Bore out : Qui sont les profils concernés ?

Le cadre du travail n’est pas forcément la source idéale pour assurer une motivation permanente des employés. Beaucoup d’études ont évoqué un nombre de pathologies mentales et psychologiques qui remettent en cause le cadre professionnel d’une personne.
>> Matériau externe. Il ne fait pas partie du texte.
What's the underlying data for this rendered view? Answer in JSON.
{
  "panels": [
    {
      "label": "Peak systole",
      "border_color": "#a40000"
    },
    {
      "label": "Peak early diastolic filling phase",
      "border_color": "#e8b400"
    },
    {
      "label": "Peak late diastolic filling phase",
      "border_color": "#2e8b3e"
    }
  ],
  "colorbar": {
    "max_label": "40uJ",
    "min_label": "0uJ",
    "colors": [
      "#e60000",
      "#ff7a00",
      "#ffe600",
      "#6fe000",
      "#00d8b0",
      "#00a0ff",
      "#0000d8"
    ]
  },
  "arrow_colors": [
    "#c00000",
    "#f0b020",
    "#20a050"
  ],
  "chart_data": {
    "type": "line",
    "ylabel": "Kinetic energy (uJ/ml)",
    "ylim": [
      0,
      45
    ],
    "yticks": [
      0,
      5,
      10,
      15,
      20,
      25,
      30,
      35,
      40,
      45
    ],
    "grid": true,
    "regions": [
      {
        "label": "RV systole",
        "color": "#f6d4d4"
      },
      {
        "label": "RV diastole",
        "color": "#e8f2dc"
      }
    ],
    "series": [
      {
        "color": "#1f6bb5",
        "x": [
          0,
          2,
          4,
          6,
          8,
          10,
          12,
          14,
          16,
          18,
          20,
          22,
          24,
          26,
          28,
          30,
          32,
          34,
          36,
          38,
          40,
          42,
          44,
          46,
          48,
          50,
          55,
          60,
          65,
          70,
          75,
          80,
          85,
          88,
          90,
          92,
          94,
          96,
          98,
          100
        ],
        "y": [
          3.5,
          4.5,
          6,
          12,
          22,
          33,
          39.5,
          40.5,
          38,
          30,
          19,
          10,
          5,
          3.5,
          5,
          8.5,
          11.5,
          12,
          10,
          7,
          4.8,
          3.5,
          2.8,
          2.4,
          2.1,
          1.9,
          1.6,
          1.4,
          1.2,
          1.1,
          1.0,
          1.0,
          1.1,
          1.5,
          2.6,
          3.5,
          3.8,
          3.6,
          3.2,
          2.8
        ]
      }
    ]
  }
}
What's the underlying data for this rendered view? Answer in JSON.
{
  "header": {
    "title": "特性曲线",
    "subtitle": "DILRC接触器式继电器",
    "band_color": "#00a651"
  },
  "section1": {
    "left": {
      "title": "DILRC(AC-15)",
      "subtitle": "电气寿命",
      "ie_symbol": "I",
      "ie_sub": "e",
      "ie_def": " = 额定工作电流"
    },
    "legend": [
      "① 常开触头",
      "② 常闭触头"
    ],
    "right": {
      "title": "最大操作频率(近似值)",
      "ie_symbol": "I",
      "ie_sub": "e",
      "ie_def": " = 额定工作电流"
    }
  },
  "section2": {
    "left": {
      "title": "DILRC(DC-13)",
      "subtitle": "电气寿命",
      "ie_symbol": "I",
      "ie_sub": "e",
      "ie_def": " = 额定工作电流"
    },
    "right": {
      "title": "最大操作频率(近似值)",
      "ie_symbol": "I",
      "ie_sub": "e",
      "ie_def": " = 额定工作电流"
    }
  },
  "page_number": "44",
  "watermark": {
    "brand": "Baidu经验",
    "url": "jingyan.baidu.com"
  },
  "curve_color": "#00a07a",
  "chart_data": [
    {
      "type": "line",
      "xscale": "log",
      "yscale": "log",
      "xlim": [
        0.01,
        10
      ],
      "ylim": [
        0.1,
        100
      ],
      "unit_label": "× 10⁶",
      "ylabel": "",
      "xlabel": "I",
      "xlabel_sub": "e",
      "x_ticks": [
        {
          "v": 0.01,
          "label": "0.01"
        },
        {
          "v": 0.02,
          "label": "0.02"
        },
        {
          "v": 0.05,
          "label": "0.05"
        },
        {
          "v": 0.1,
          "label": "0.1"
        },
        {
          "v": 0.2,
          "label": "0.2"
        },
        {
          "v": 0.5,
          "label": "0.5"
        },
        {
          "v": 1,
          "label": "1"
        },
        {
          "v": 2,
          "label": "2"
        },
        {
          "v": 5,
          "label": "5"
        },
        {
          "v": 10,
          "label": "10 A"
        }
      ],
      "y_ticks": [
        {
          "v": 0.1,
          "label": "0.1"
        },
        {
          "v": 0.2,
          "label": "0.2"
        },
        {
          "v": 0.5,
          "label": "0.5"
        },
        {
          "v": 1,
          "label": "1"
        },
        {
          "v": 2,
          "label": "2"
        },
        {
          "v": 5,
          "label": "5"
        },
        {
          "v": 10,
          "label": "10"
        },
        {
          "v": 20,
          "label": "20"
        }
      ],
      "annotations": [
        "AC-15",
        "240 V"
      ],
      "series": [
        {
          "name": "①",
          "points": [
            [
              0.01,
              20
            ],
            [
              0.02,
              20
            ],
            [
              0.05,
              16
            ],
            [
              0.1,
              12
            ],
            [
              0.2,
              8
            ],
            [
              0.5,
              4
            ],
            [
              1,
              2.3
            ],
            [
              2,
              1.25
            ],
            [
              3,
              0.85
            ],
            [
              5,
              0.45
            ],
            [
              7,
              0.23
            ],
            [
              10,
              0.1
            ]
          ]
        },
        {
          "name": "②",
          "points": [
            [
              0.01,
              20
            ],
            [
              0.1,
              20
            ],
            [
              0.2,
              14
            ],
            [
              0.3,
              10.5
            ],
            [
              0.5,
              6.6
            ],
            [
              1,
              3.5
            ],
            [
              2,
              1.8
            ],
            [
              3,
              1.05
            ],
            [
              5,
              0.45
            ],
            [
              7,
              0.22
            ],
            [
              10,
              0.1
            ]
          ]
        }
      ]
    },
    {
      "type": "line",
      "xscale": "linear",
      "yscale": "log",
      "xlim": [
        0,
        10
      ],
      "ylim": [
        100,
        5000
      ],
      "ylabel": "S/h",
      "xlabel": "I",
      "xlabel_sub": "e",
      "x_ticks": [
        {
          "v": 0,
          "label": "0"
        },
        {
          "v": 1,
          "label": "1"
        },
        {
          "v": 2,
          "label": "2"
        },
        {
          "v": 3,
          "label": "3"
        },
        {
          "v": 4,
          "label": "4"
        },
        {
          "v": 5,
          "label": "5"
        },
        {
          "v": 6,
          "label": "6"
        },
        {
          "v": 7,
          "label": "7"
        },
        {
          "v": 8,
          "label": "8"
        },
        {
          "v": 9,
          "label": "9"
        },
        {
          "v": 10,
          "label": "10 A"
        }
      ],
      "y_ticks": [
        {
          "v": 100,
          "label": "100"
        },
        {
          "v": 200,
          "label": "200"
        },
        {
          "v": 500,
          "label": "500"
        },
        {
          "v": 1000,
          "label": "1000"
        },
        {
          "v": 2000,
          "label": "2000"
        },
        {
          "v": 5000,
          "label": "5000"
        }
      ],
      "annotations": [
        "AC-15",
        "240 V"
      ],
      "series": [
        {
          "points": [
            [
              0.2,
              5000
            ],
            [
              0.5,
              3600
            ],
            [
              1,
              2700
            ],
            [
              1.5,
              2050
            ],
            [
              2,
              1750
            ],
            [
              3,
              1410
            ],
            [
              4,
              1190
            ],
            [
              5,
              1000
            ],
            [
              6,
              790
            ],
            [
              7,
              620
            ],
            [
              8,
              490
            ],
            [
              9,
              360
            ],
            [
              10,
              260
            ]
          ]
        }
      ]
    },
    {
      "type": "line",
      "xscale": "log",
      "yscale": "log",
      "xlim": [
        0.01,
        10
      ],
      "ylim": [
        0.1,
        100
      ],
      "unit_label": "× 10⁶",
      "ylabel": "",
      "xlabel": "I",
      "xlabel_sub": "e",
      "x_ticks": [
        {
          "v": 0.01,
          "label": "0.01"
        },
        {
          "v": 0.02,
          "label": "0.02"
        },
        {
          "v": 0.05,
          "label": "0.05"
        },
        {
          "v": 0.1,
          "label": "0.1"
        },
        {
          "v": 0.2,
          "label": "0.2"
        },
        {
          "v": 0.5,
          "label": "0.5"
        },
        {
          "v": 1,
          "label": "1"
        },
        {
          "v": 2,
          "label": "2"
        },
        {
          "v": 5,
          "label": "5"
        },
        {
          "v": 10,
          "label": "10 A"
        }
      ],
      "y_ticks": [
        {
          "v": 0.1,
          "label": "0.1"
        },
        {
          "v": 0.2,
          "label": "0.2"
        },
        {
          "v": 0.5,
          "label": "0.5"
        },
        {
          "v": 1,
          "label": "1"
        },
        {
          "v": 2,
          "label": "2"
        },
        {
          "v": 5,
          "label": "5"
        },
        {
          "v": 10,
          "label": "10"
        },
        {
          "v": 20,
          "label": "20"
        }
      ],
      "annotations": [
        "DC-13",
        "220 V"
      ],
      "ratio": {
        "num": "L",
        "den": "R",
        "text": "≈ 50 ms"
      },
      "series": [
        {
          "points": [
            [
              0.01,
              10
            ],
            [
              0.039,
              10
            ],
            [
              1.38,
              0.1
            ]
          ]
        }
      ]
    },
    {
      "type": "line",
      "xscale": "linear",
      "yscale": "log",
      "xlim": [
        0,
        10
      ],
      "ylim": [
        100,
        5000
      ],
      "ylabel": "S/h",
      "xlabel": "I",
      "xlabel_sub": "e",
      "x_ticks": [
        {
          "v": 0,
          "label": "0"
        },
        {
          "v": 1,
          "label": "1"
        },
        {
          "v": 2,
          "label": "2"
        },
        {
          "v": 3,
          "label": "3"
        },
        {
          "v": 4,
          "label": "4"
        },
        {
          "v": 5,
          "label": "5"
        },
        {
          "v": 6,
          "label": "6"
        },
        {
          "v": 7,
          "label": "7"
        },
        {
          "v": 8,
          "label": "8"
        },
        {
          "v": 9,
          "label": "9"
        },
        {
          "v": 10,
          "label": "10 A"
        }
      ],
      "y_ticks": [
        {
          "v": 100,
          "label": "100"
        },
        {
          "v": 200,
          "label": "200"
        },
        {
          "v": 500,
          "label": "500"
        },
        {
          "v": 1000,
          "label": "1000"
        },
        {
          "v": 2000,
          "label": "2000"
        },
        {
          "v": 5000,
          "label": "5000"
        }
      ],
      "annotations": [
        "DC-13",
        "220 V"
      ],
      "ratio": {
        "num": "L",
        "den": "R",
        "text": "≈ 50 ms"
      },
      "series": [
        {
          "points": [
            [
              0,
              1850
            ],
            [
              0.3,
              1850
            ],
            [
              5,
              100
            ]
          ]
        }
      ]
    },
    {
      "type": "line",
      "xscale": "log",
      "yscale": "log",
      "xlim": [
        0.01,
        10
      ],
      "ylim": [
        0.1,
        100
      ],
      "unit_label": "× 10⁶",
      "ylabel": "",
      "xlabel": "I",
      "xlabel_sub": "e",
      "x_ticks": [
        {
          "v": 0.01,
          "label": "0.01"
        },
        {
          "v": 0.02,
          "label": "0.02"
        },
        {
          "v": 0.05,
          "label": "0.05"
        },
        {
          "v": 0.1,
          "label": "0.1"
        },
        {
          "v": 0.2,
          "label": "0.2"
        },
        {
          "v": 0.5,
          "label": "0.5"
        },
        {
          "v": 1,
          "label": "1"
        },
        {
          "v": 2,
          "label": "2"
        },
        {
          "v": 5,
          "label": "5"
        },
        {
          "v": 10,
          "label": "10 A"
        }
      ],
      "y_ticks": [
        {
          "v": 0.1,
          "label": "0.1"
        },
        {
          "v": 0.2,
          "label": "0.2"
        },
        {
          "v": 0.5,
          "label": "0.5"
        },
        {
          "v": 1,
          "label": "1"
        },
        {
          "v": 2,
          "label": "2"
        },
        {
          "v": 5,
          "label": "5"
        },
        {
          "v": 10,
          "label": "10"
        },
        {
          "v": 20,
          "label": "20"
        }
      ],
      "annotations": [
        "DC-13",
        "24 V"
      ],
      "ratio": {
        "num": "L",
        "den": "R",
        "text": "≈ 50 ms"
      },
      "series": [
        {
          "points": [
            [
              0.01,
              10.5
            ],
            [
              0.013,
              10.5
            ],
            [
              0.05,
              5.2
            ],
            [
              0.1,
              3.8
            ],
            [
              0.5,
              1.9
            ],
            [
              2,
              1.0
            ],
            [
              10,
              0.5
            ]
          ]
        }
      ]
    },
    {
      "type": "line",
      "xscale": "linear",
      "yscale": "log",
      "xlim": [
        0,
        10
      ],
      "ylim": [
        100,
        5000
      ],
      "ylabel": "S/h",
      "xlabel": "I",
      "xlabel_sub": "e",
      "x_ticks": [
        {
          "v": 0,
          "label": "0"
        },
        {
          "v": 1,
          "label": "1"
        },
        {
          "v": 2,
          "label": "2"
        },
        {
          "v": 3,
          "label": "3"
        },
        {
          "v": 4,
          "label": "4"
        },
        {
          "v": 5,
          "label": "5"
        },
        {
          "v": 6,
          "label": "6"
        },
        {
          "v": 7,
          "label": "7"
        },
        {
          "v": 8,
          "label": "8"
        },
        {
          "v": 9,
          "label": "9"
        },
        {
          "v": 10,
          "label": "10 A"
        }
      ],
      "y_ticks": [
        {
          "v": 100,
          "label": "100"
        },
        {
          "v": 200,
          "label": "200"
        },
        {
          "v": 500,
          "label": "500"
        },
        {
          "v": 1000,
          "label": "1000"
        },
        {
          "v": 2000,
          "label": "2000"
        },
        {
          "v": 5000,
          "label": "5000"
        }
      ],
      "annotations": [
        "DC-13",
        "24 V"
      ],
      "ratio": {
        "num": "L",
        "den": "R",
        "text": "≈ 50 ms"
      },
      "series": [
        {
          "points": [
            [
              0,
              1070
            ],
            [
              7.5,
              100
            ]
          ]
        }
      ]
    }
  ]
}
On distingue souvent les cas du « burn out » et du « bore out » qui se définissent comme un cas d’épuisement professionnel. Et si le premier se relie à la fatigue, le deuxième cas se relie essentiellement à l’ennui au travail.

Ces travailleurs sont en manque de considération par rapport à leur boulot et ressentent souvent qu’ils sont inutiles et s’ennuient dans leur quotidien à force que ça devient une obsession et un état qui mène à la dépression. Marie-Laure Pochon, experte dans les laboratoires pharmaceutiques et médicaux, pensent qu’il faut pousser l’industrie des médicaments au top pour avoir des antidépresseurs capables de prévenir ces situations. Actuel président du groupe Acteon, Marie-Laure Pochon trouve qu’il faut accompagner le traitement médical par un traitement psychanalytique pour assurer un rétablissement complet du bore out.

Les profils susceptibles

Comme toutes les autres pathologies mentales, le bore out concerne tout le monde dans une entreprise de son chef jusqu’aux personnels. Cependant, des travailleurs restent plus exposés que d’autres à cette maladie. Selon le cabinet Technologia, spécialisé dans les risques au travail, on peut identifier jusqu’à quatre profils de personnes en cette situation : ce sont tous des salariés.

En effet, le bore out peut toucher le haut fonctionnaire ou un cadre dans l’entreprise qui reste sans affectations claires. Il concerne également ceux qui sont mis à l’écart (au placard). Les personnes surqualifiées font sujet du bore out aussi puisqu’ils se sont supérieures aux postes qui couvrent. Le 4ème profil représente ceux qui ont un travail non nourrissant où ils ne ressentent aucun développement sur le plan de leur carrière.

Les jeunes diplômés sont les plus souffrants

Les quatre profils distingués si haut représentent tous un cas de personne à qui le travail est central. A défaut, il aurait du mal à survivre. Cette situation affecte surtout les jeunes diplômés qui arrivent du mal à s’adapter à certains postes : ils sont parfois surqualifiés et s’ennuient dans de postes qui ne demandent pas trop de travail, ou ils sont parfois trop confiants qu’ils ne puissent pas gérer certaines tâches.

Dans une entreprise, la charge du travail est souvent sujet de problématiques qui touchent directement les employés. Les jeunes diplômés sont plus sensibles à ces situations inconfortables ce qui nécessite une intervention de la part du management de l’entreprise.